Pairwise correlation was performed between metrics values, with all correlations exhibiting an r2 value of <0.5 indicating that the landscape metrics variables were not highly correlated.

Random forest (RF) analysis was performed to identify potential causal linkages between Ochotona spp. presence and the environmental variables of nested land cover class areas, the landscape metrics, and topographical variables of elevation, slope and aspect (total number of environmental variables = 65, number of trees = 10000, number of variables tried at each split = 8). The OOB data samples generated importance measures for each variable, and tested the prediction error of the generated RF. Random Forest analysis was performed in the R statistical environment using the randomForest package (Liaw & Wiener, 2002). The RF was then used to produce a predicted Ochotona spp. distribution map. A point grid was generated for a 45km x 45km area surrounding the survey transect locations with 30m point spacing. Data values for each explanatory variable included in the RF were calculated for each vector grid point. The RF was applied in a predictive classifier capacity with the vector grid datasets as input variables and predicted Ochotona spp. presence or absence as the output. Predicted values were converted from vector to raster format using ArcMap 10.1.

3 Results

The overall classification accuracy of the land cover map (Figure 2) using 365 reference locations was 83.84% (Table 2). Of the 3481 sample points sampled along 15 transects, Ochotona spp. were present at 1246 points (35.8%). For individual transects the rate of Ochotona spp. presence ranged from 0% (transects 1, 11 and 15) to 88% (transect 2) indicating a patchy distribution across the study area (Table 3).

Figure 2.

Figure 2

Land cover classification of the study area with original survey transects overlaid and UTM WGS84 zone 47N grid displayed for context.

Table 2.

Supervised classification confusion matrix and accuracy assessment. Overall Kappa statistic = 0.816

Classified Reference
Village Road Long
grass
Water Short
grass
Upper
potentilla
shrubland
Bare
ground
Degraded
grassland
Wet
grassland
Sum of
row
User's accuracy
(%)
Village 22 0 0 0 0 0 0 0 0 22 100.00
Road 0 41 0 0 3 0 0 0 0 44 93.18
Long grass 0 0 18 0 0 0 1 0 0 19 94.74
Water 0 1 2 44 1 0 0 1 4 53 83.02
Short grass 0 0 0 0 31 2 0 0 0 33 93.94
Upper potentilla shrubland 0 1 2 0 5 20 0 2 0 30 66.67
Bare ground 0 1 0 0 0 0 44 2 0 47 93.62
Degraded grassland 1 2 2 3 7 1 4 45 0 65 69.23
Wet grassland 0 4 4 3 0 0 0 0 41 52 78.85
Sum of column 23 50 28 50 47 23 49 50 45 365
Producers accuracy (%) 95.65 82.00 64.29 88.00 65.96 86.96 89.80 90.00 91.11 Overall accuracy = 83.84

Table 3.

Survey transect Ochotona spp. presence and elevation ranges.
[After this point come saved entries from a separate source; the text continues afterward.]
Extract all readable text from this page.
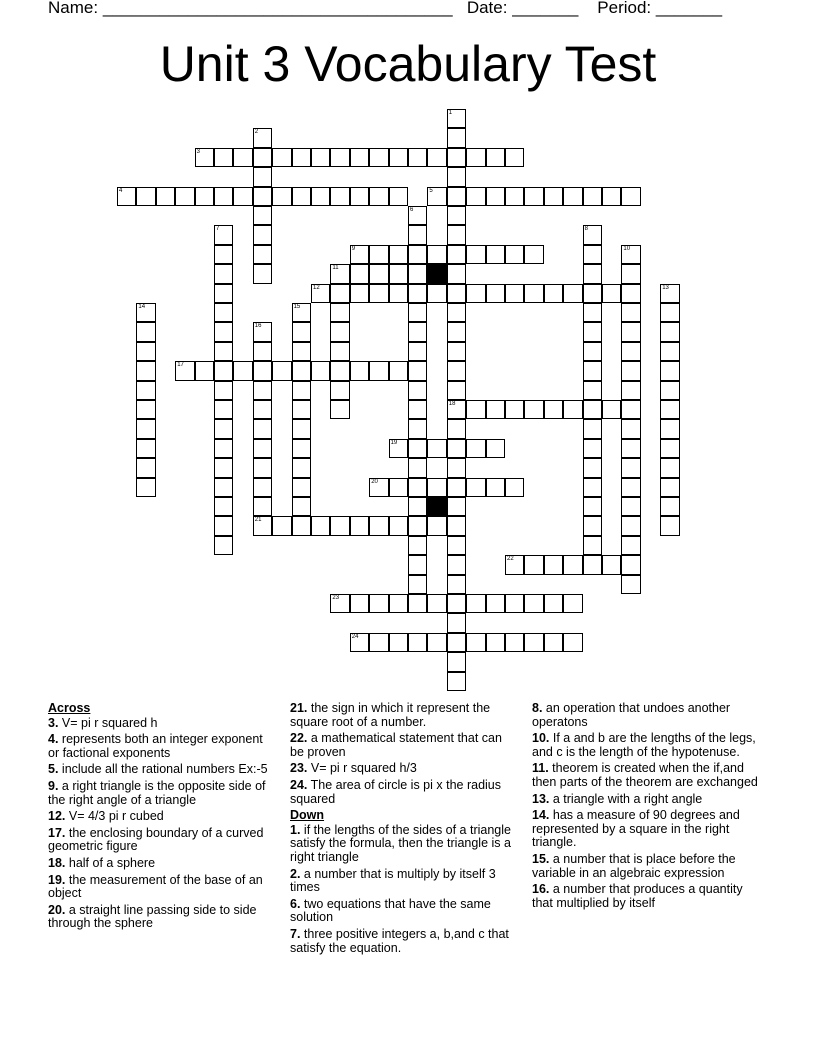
Name: _____________________________________ Date: _______ Period: _______
Unit 3 Vocabulary Test
3
4	5
9
11
12
17
18
19
20
21
22
23
24
1
2
6
7	8
10
13
14	15
16
Across
3. V= pi r squared h
4. represents both an integer exponent or factional exponents
5. include all the rational numbers Ex:-5
9. a right triangle is the opposite side of the right angle of a triangle
12. V= 4/3 pi r cubed
17. the enclosing boundary of a curved geometric figure
18. half of a sphere
19. the measurement of the base of an object
20. a straight line passing side to side through the sphere
21. the sign in which it represent the square root of a number.
22. a mathematical statement that can be proven
23. V= pi r squared h/3
24. The area of circle is pi x the radius squared
Down
1. if the lengths of the sides of a triangle satisfy the formula, then the triangle is a right triangle
2. a number that is multiply by itself 3 times
6. two equations that have the same solution
7. three positive integers a, b,and c that satisfy the equation.
8. an operation that undoes another operatons
10. If a and b are the lengths of the legs, and c is the length of the hypotenuse.
11. theorem is created when the if,and then parts of the theorem are exchanged
13. a triangle with a right angle
14. has a measure of 90 degrees and represented by a square in the right triangle.
15. a number that is place before the variable in an algebraic expression
16. a number that produces a quantity that multiplied by itself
Transect Number of survey points along transect Number of points with Ochotona spp. present Number of points with Ochotona spp. absent Ochotona spp. presence (%) Elevation range of transect (m)
1 276 0 276 0.0 4280-4480
2 133 117 16 88.0 4290-4334
3 320 89 231 27.8 4294-4350
4 94 1 93 1.1 4299-4360
5 346 28 318 8.1 4287-4350
6 475 363 112 76.4 4285-4501
7 274 129 145 47.1 4387-4532
8 137 61 76 44.5 4309-4484
9 182 10 172 5.5 4299-4366
10 424 242 182 57.1 4160-4348
11 22 0 22 0.0 4160-4160
12 172 1 171 0.6 4160-4259
13 339 204 135 60.2 4177-4262
14 109 1 108 0.9 4182-4300
15 178 0 178 0.0 4190-4492
Total 3481 1246 2235 35.8 4160-4532

RF analysis explained 70.78% of the variance in Ochotona spp. presence or absence. Figure 3 shows the ten environmental variables determined as most important by the RF in relation to Ochotona spp. presence. Aggregation Index (AI) was identified as the single most important variable, however it was the only landscape metric in the top ten ranked variables. Three of the top five variables were degraded grassland (DG), with DG at the 100m buffer size second, at the 300m buffer size fourth, and at the 200m buffer size fifth. Upper Potentilla shrubland (UPS) was also important but at the larger buffer sizes of 400m (third ranked importance), 500m (seventh) and 300m (ninth). Water at 500m was sixth highest ranked, with altitude eighth, and short grass (SG) at the 500m buffer tenth.

Figure 3.

Figure 3

Variable importance scores for the top ten variables as identified by the RF, with corresponding % increase in mean square error when that variable is randomly permuted. Percent variance explained = 70.78%, number of trees = 10000, mean square of residuals = 0.07, number of variables tried at each split = 21. AI = Aggregation Index; DG = degraded grassland; UPS = upper Potentilla shrubland; SG = short grass.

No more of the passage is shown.